ISMT

\(\rho(h)=\frac{\gamma(h)}{\gamma(0)}\)

Note:

•  \(\gamma(0)\) is the variance of the series
• This only works due to stationarity. Pearson correlation coefficient is actually \(\frac{cov(X, Y)}{\sigma_X\sigma_Y}\)

\(Var(aX) = a^2Var(X)\)

Easy proof:

\(Var(aX)=Cov(aX,aX)=E[aXaX]-E[aX]E[aX]\)

\(=a^2E[X^2]-a^2E[X]E[X]=a^2\underbrace{\left[E[x^2]-E[X]E[X]\right]}_{Var(X)}\)

\(E(X) = \sum_{i=1}^{n} x_i p(x_i)\)

\(E(X) = \int_{-\infty}^{\infty} x f(x) \, dx\)

\(\text{Var}(X)=E([X-E(X)]^2)\)

\(\text{Var}(X) = \sum_{i=1}^{n} (x_i - \mu)^2 p(x_i)\)

\(\text{Var}(X) = \int_{-\infty}^{\infty} (x - \mu)^2 f(x) \, dx\)

A continuous uniform distribution over the interval [a, b] has a probability density function (pdf) given by:

\(f(x) = \frac{1}{b-a} \quad \text{for} \, a \leq x \leq b\)

and \(f(x) = 0\) outside this interval. 

Expected Value, E(X), Calculation

The expected value of X for a continuous uniform distribution is calculated using the integral:

\(E(X) = \int_{-\infty}^{\infty} x f(x) \, dx\)

Given the pdf \(f(x) = \frac{1}{b-a} \text{for } a \leq x \leq b\), the integral simplifies to:

\(E(X) = \int_{a}^{b} x \frac{1}{b-a} \, dx\)

because f(x) = 0 outside [a, b].

Now, let's solve this integral:

\(E(X) \\= \frac{1}{b-a} \int_{a}^{b} x \, dx\\= \frac{1}{b-a} \left[ \frac{x^2}{2} \right]_{a}^{b}\\= \frac{1}{b-a} \left( \frac{b^2}{2} - \frac{a^2}{2} \right)\\= \frac{b^2 - a^2}{2(b-a)}\\= \frac{(b-a)(b+a)}{2(b-a)}\\= \frac{b+a}{2}\)

So, the expected value E(X) of a continuous uniform distribution over the interval [a, b] is the midpoint of the interval, which is:

\(E(X) = \frac{a + b}{2}\)

This result shows that for a continuous uniform distribution, the expected value is simply the average of the lower and upper bounds of the distribution's interval.
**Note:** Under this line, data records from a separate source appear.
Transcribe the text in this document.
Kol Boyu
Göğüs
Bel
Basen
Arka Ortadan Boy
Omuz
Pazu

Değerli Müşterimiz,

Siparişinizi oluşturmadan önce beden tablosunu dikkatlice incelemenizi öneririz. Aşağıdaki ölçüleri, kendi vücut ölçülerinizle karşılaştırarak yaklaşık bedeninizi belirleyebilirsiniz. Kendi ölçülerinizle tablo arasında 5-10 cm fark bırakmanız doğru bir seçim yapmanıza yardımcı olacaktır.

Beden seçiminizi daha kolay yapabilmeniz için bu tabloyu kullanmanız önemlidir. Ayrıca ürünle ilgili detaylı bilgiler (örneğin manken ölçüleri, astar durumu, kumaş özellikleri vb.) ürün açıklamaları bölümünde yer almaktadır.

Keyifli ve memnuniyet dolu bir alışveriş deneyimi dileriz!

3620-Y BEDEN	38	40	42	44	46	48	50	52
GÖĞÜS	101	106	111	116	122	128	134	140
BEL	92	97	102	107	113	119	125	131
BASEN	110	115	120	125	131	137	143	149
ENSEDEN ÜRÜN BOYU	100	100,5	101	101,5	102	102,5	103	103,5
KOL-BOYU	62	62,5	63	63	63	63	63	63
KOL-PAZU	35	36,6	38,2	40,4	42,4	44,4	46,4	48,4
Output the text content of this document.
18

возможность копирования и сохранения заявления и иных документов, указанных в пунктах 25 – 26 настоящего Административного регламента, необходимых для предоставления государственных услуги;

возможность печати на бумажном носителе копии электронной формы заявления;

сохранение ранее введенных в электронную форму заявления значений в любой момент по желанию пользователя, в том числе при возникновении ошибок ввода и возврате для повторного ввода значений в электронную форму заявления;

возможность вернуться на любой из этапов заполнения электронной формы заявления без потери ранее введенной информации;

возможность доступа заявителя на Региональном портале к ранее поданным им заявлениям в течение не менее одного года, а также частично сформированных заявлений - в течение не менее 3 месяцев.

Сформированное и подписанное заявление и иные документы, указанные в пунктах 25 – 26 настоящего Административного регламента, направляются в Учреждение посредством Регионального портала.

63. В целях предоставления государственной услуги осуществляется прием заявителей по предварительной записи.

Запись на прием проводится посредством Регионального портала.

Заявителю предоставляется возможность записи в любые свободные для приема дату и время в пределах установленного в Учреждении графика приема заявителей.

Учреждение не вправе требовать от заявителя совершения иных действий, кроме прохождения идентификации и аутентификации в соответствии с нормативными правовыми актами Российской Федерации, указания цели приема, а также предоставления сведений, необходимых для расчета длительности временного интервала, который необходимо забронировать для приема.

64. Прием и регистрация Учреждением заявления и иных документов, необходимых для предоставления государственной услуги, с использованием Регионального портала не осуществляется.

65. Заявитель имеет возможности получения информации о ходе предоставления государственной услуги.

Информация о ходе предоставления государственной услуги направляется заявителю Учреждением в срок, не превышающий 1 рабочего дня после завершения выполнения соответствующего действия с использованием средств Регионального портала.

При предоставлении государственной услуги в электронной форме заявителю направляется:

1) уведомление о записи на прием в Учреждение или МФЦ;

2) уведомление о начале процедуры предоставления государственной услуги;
\(E[X|Y = y] = \sum_{x} x \, p_{X|Y}(x|y)\)

\(E[X|Y = y] = \int_{-\infty}^{+\infty} x \, f_{X|Y}(x|y) \, dx\)

\(E[X]=E[E[X|Y]]\)

\(Var(X)=Var(E[X|Y])+E[Var(X|Y)]\)

\(h(X)=E[Y|X]\)

provided the expectations exist. "The expected value is always the best (linear?) predictor."